La miccia è accesa nel quartiere “Sheikh Jarrah” di Gerusalemme dove viene scoppiata una dura protesta contro lo sfratto di 4 famiglie palestinesi abitanti da 72 anni, poi nella porta di Damasco scoppia la protesta dei gerosolimitani palestinesi per le limitazioni imposte dalle autorità israeliane durante il Ramadan, e poi revocate.
Notti di scontri tra polizia e giovani palestinesi. Arresti e feriti. Gruppi di israeliani di estrema destra che scendono in strada al grido di morte agli arabi; bande di coloni armati che assalgono case di civili inermi.
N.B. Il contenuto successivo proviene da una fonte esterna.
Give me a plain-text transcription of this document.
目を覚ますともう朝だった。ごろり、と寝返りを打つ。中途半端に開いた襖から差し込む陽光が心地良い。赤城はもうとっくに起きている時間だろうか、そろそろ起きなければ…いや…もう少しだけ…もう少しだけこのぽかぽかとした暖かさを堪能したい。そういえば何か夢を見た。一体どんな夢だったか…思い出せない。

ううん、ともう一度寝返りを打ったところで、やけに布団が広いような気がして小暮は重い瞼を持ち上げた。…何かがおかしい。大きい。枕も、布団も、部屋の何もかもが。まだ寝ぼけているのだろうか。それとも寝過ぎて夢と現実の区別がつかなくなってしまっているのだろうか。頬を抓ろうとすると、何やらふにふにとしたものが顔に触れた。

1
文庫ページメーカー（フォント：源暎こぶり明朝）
Disordini che si propagano, ed infine investono la Spianata delle Moschee, all’interno delle moschee del Aqsa simbolo sacro all’islam, vista come provocazione senza fine dell’esercito e le forze di polizia israeliana, la limitazione di spostamento degli arabi di Israele e la differenza nel comportamento tra Arabi e coloni a Gerusalemme e negli insediamenti ha creato un clima di tensione.
Proprio in quel momento ha intervenuto Hamas lanciando un ultimatum a Israele per impedire ai coloni durante la festa della terra di entrare nella spianata delle moschee o cominciano a lanciare i missili, da quel momento i numeri di morti si contano ogni giorno, oggi Domenica quasi 200 palestinesi morti a Gaza in cui ci sono 50 Bambini e 16 donne, più 9 israeliani oltre a centinaia di ferite in questo conflitto, per tre volte il consiglio delle nazioni unite non riesce a trovare accordo per fermare la violenza, gli stati uniti pare che vuole dare un po di tempo a Israele per annientare Hamas. e fare fine ai lanci di missili, Purtroppo l’America non ha intenzione per fare pressione su Israele, nonostante l’intervento diplomatico del Qatar, Turchia e Egitto per mediare con Hamas. La situazione pare che non si vuole fermare subito questa ennesima aggressione, guerra, anche se i movimenti di diritto internazionale hanno chiarito che Hamas non usa scudi umani, e che Israele ha colpito case uccidendo tantissimi civili in solo 6 giorni in cui tanti bambini e donne e più di grattacieli rasi al suolo Alcuni come “Al jalaa” che contengono uffici di stampa internazionale per zittire il racconto della verità trasmessa da Ap, RW, Reuter, Al Jazeera e altri emittenti televisive e giornalistiche locali.
In tutto il mondo si sono verificati manifestazioni di condanna e proteste durante la fine settimana per denunciare la repressione inaudita e la guerra ingiusta contro i palestinesi inermi.